If ethnic cleansing continues at this rate, Tigrayans could become a minority in their homeland before the end of this year.

Genocides, like other core international crimes, do not simply “happen” or “unfold”: they are premeditated, prepared, and perpetrated by individual leaders and their followers. The killers seek to dehumanise and displace the blame onto their victims, not only to make it easier for their forces to kill, but also to confound the international community, create confusion and buy time for the long, laborious work of mass murder.

As a medical professional, as a witness, and as a husband, father, brother, and son, I cannot accept that the dead, the maimed and the destitute survivors in Tigray be stripped of their humanity. I have tended to their horrifying wounds, shared their suffering, and buried their dead. Some sympathetic observers have encouraged me to publicly describe their injuries in detail so as to elicit global revulsion, but I believe that to do so would be a second desecration of these victims.
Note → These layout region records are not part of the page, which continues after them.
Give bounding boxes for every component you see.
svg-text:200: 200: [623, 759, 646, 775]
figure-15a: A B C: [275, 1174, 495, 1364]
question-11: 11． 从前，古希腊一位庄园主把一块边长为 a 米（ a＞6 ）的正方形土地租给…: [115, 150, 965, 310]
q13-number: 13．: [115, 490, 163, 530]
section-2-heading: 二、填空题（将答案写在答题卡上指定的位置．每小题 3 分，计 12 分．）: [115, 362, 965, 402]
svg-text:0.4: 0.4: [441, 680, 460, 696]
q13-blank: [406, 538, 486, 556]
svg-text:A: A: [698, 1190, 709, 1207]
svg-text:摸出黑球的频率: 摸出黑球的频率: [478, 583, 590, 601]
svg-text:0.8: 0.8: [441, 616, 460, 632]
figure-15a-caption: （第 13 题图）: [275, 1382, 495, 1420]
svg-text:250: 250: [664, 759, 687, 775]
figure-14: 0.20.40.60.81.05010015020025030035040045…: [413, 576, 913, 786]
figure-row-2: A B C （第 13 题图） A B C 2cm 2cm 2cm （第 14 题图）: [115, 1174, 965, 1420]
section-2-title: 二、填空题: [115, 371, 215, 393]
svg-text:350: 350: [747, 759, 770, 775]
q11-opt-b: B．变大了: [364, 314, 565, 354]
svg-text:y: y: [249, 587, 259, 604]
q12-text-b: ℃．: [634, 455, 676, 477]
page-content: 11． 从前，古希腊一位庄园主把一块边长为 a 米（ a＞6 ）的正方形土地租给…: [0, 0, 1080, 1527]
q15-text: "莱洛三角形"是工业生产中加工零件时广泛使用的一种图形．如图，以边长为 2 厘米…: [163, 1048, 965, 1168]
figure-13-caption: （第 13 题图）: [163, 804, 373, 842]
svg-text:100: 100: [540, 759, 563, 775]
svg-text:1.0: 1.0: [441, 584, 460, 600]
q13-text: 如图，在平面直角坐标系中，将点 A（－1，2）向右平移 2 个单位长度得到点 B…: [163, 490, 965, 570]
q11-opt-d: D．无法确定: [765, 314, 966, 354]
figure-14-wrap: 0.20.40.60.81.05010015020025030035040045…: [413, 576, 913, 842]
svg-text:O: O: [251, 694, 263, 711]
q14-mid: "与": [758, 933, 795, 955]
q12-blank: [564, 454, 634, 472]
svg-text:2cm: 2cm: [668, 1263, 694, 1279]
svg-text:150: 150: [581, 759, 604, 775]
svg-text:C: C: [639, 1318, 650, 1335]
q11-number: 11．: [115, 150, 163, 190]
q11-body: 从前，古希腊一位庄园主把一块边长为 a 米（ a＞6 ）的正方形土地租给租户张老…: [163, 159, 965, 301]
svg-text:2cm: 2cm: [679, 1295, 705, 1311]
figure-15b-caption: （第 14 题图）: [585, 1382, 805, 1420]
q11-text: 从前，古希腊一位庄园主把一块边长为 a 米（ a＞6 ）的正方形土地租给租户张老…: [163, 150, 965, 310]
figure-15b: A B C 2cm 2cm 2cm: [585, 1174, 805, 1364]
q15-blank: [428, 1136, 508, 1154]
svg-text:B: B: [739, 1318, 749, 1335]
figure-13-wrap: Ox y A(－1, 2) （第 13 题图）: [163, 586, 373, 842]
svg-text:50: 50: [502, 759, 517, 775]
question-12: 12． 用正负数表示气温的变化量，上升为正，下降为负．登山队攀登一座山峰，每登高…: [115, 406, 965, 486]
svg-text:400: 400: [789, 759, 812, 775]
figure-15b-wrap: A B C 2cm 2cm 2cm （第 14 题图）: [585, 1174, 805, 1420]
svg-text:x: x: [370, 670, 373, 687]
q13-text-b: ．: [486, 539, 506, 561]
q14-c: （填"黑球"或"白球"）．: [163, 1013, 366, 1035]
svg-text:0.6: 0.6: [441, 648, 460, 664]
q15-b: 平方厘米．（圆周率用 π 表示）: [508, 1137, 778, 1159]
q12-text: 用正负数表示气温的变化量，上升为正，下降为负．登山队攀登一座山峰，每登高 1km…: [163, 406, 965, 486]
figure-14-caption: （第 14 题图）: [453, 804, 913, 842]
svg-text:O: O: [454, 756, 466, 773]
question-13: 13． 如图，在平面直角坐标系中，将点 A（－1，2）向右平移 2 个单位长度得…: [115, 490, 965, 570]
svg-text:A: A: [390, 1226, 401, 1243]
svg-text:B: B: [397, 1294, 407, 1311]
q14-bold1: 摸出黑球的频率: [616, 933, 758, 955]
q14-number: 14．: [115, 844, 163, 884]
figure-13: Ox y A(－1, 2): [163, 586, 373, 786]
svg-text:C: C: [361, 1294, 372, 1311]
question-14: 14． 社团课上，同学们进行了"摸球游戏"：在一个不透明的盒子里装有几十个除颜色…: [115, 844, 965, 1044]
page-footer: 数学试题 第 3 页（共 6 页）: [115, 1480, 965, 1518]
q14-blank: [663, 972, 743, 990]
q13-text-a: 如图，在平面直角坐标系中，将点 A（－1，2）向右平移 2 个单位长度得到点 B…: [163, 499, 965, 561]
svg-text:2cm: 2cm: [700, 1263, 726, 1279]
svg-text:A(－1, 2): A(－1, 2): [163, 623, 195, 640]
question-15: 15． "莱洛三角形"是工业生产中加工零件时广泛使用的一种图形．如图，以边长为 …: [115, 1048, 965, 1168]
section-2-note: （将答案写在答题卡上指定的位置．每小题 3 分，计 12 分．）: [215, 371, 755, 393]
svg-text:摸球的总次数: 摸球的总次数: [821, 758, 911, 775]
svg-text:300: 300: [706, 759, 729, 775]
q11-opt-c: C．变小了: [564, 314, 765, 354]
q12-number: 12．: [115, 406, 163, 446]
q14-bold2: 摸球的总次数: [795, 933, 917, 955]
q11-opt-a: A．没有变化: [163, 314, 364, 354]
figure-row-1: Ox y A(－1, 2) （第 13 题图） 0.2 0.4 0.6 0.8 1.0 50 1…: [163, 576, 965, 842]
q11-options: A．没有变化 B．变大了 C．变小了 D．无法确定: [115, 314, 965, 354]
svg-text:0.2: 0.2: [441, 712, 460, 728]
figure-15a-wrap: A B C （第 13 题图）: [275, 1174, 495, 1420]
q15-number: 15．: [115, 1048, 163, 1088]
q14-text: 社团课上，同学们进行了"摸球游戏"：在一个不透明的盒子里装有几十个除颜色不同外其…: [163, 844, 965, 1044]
No people, whatever the alleged sins of their erstwhile political masters, should ever have to face extermination like vermin or pests at the hands of their own government.

The Tigrayan people should not, must not, wait for one century, one year or even one more day for the world to acknowledge their plight and rescue them from obliteration. President Biden and other world leaders have a moral and legal duty to call this evil in Tigray by its true name, genocide, and to identify and prosecute those ultimately responsible for this most heinous of crimes – Abiy Ahmed and Isaias Afwerki. And then to act with ruthless efficiency and determination to end the genocide.